È impressionante la rapidità con cui si attiva questo istinto, cioè quella che chiamata “catena di Sant’Antonio”: non importa se abbia senso o no, scatta come un riflesso, senza un minimo di senso critico. È la versione digitale della superstizione, non più “se non lo fai ti capita una disgrazia”, piuttosto “se non lo fai sembri quello che non ha avvisato gli altri” (però secondo me l’istinto primitivo della disgrazia c’entra sempre).

Tra l’altro, è una combo perfetta, siccome oltre all’invito a inoltrare c’è la parolina magica “privacy”, e si sa che basta la parola privacy e tutti vanno nel panico (ma che siete terroristi?). Tutti difensori della riservatezza, i medesimi che ogni giorno danno i propri dati a qualsiasi app e riempiono i social con la loro vita minuto per minuto, dalla colazione al tramonto e selfie in ogni parte del mondo o del giardino di casa, quasi davvero ci fosse qualcuno interessato a saperlo (tutti guardano tutti per imitarsi a vicenda: guardi una storia della Ferragni e la rifai uguale e idem con la Canalis che è uguale a quella della Ferragni che è identica a quella di Caterina Balivo sulla barca davanti ai faraglioni, che due faraglioni).

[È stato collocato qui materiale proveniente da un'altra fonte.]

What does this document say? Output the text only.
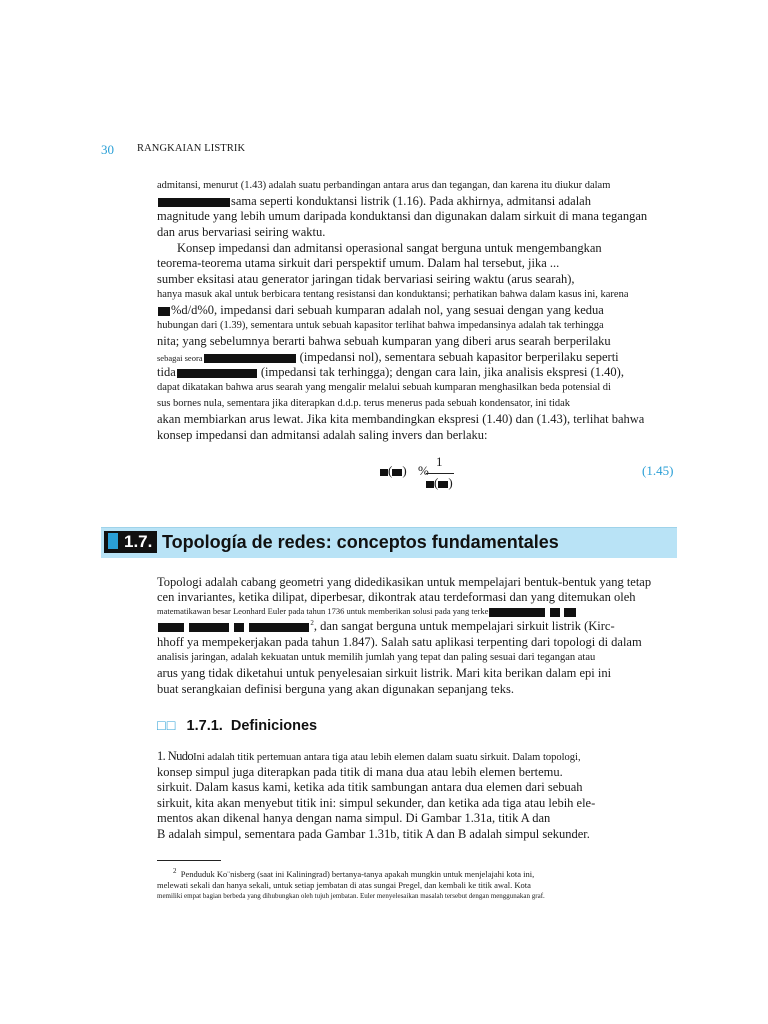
30 RANGKAIAN LISTRIK
admitansi, menurut (1.43) adalah suatu perbandingan antara arus dan tegangan, dan karena itu diukur dalam
sama seperti konduktansi listrik (1.16). Pada akhirnya, admitansi adalah
magnitude yang lebih umum daripada konduktansi dan digunakan dalam sirkuit di mana tegangan
dan arus bervariasi seiring waktu.
Konsep impedansi dan admitansi operasional sangat berguna untuk mengembangkan
teorema-teorema utama sirkuit dari perspektif umum. Dalam hal tersebut, jika ...
sumber eksitasi atau generator jaringan tidak bervariasi seiring waktu (arus searah),
hanya masuk akal untuk berbicara tentang resistansi dan konduktansi; perhatikan bahwa dalam kasus ini, karena
%d/d%0, impedansi dari sebuah kumparan adalah nol, yang sesuai dengan yang kedua
hubungan dari (1.39), sementara untuk sebuah kapasitor terlihat bahwa impedansinya adalah tak terhingga
nita; yang sebelumnya berarti bahwa sebuah kumparan yang diberi arus searah berperilaku
sebagai seora	(impedansi nol), sementara sebuah kapasitor berperilaku seperti
tida	(impedansi tak terhingga); dengan cara lain, jika analisis ekspresi (1.40),
dapat dikatakan bahwa arus searah yang mengalir melalui sebuah kumparan menghasilkan beda potensial di
sus bornes nula, sementara jika diterapkan d.d.p. terus menerus pada sebuah kondensator, ini tidak
akan membiarkan arus lewat. Jika kita membandingkan ekspresi (1.40) dan (1.43), terlihat bahwa
konsep impedansi dan admitansi adalah saling invers dan berlaku:
( ) %
1
( )
(1.45)
1.7. Topología de redes: conceptos fundamentales
Topologi adalah cabang geometri yang didedikasikan untuk mempelajari bentuk-bentuk yang tetap
cen invariantes, ketika dilipat, diperbesar, dikontrak atau terdeformasi dan yang ditemukan oleh
matematikawan besar Leonhard Euler pada tahun 1736 untuk memberikan solusi pada yang terke
$^2$, dan sangat berguna untuk mempelajari sirkuit listrik (Kirc-
hhoff ya mempekerjakan pada tahun 1.847). Salah satu aplikasi terpenting dari topologi di dalam
analisis jaringan, adalah kekuatan untuk memilih jumlah yang tepat dan paling sesuai dari tegangan atau
arus yang tidak diketahui untuk penyelesaian sirkuit listrik. Mari kita berikan dalam epi ini
buat serangkaian definisi berguna yang akan digunakan sepanjang teks.
□□ 1.7.1. Definiciones
1. NudoIni adalah titik pertemuan antara tiga atau lebih elemen dalam suatu sirkuit. Dalam topologi,
konsep simpul juga diterapkan pada titik di mana dua atau lebih elemen bertemu.
sirkuit. Dalam kasus kami, ketika ada titik sambungan antara dua elemen dari sebuah
sirkuit, kita akan menyebut titik ini: simpul sekunder, dan ketika ada tiga atau lebih ele-
mentos akan dikenal hanya dengan nama simpul. Di Gambar 1.31a, titik A dan
B adalah simpul, sementara pada Gambar 1.31b, titik A dan B adalah simpul sekunder.
$^2$ Penduduk Ko¨nisberg (saat ini Kaliningrad) bertanya-tanya apakah mungkin untuk menjelajahi kota ini,
melewati sekali dan hanya sekali, untuk setiap jembatan di atas sungai Pregel, dan kembali ke titik awal. Kota
memiliki empat bagian berbeda yang dihubungkan oleh tujuh jembatan. Euler menyelesaikan masalah tersebut dengan menggunakan graf.
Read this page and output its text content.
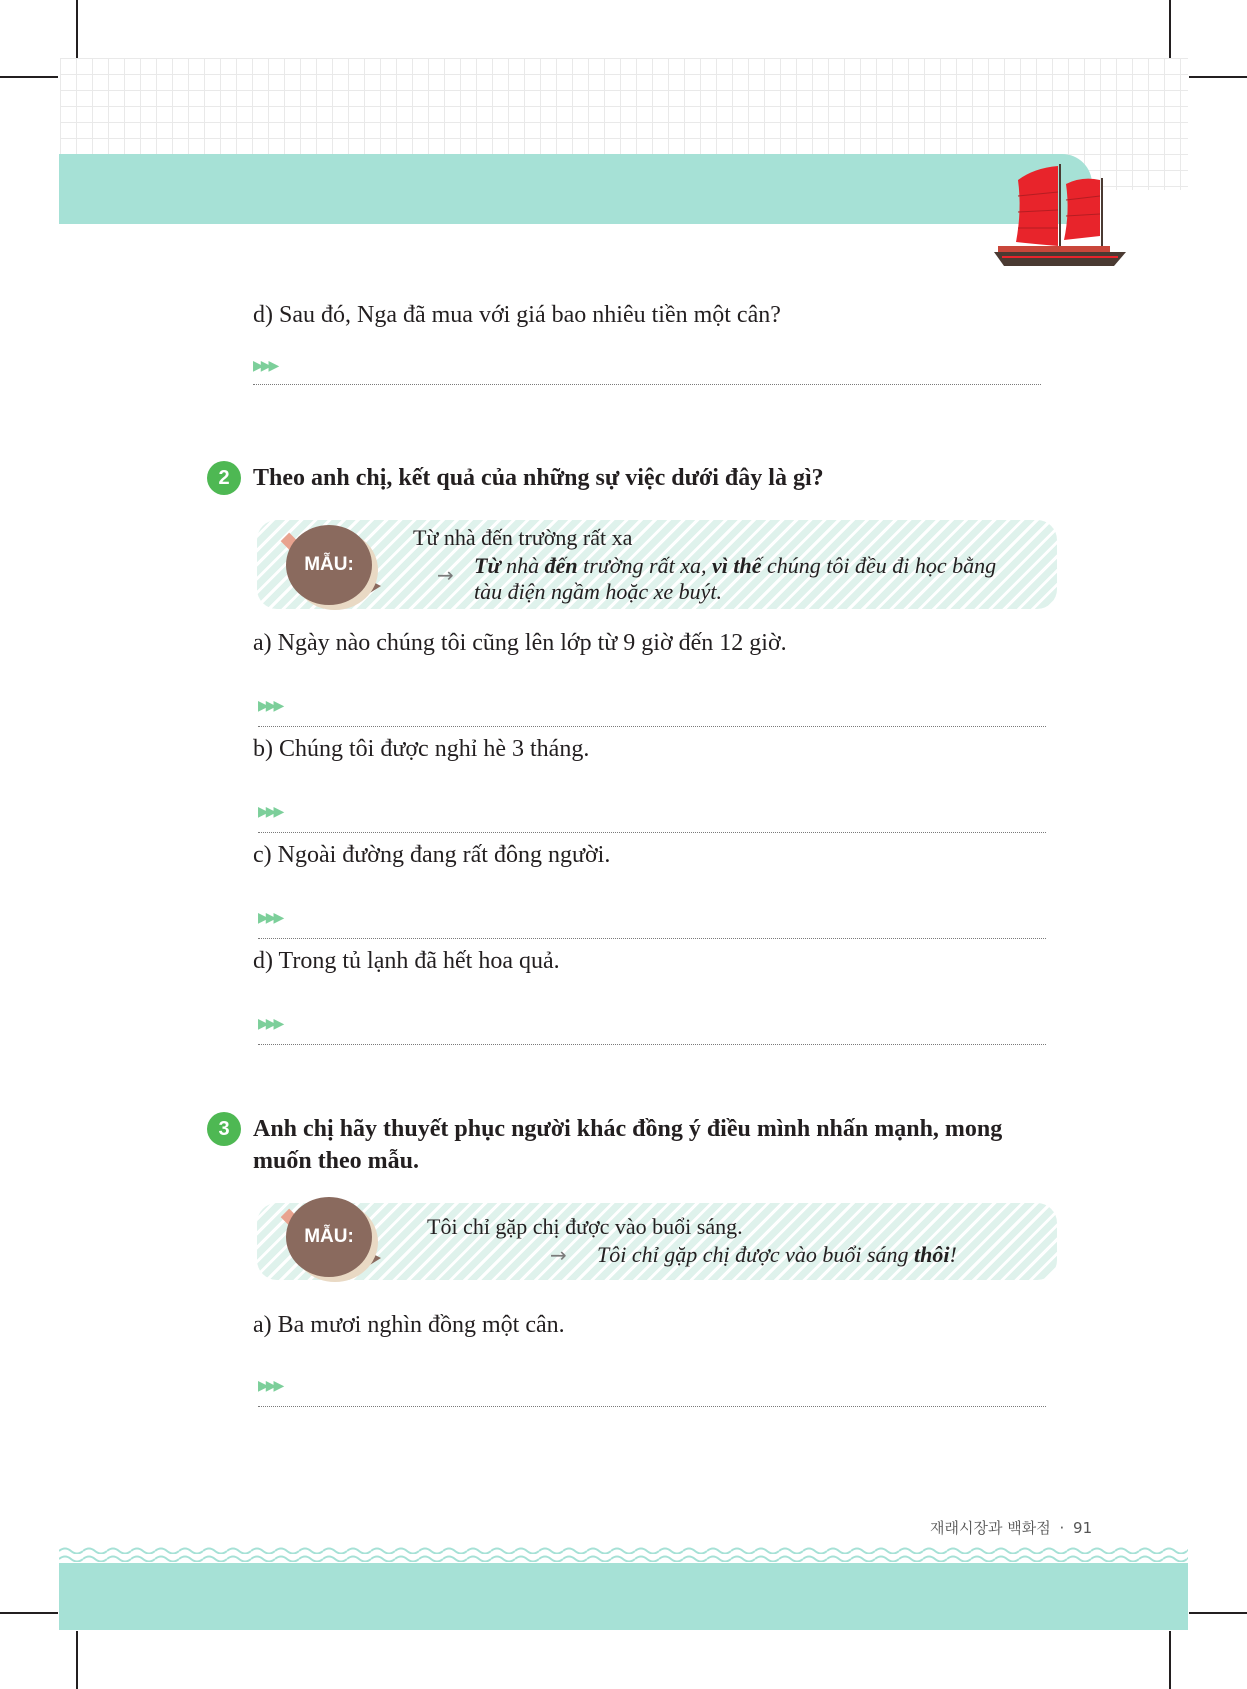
d) Sau đó, Nga đã mua với giá bao nhiêu tiền một cân?
▶▶▶
2 Theo anh chị, kết quả của những sự việc dưới đây là gì?
MẪU:
Từ nhà đến trường rất xa
→ Từ nhà đến trường rất xa, vì thế chúng tôi đều đi học bằng
tàu điện ngầm hoặc xe buýt.
a) Ngày nào chúng tôi cũng lên lớp từ 9 giờ đến 12 giờ.
▶▶▶
b) Chúng tôi được nghỉ hè 3 tháng.
▶▶▶
c) Ngoài đường đang rất đông người.
▶▶▶
d) Trong tủ lạnh đã hết hoa quả.
▶▶▶
3 Anh chị hãy thuyết phục người khác đồng ý điều mình nhấn mạnh, mong
muốn theo mẫu.
MẪU:	Tôi chỉ gặp chị được vào buổi sáng.
→ Tôi chỉ gặp chị được vào buổi sáng thôi!
a) Ba mươi nghìn đồng một cân.
▶▶▶
재래시장과 백화점 · 91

Il paradosso è che ognuno condivide se stesso e a nessuno importa nulla degli altri, anche qui scimmiottamento continuo (scimmiottamento tra l’altro, come spiega Giorgio Vallortigara tra le grandi scimmie antropomorfe siamo quelle che “scimmiottano” di più, e questo in realtà è un vantaggio culturale, ma è anche un altro discorso).

In ogni caso torno a WhatsApp: va da sé che non c’è nessun pericolo del genere: i messaggi sono cifrati, Meta non li legge, non esiste nessun pulsante nascosto che abilita o disabilita l’accesso dell’AI. Se scrivi a un bot di Meta sei tu che stai scrivendo a lui, non lui a te, e non c’è nessuna intelligenza artificiale che ti fruga nel telefono o nei gruppi. Non serve attivare nessuna opzione, serve solo attivare il cervello. Insomma, ragazzi, signori e signore mie, la prossima volta che vi capita un messaggio preconfezionato di qualcuno, anche se non capite niente del contenuto, capite almeno una cosa: “inoltralo ai tuoi amici” è solo un invito a dimostrare quanto siete stupidi.

Che fare? Rispondete al mittente per dimostrargli quanto lo è lui, magari pregandolo di inoltrare il vostro messaggio a tutti i suoi amici per diffidare dei messaggi che vi chiedono di diffondere un messaggio. Un piccolo passo per un utente di Whatsapp, un grande passo per l’umanità. O almeno per me, per non svegliarmi con il telefono pieno di spam, e lo spam da persone che conosci è ancora più triste.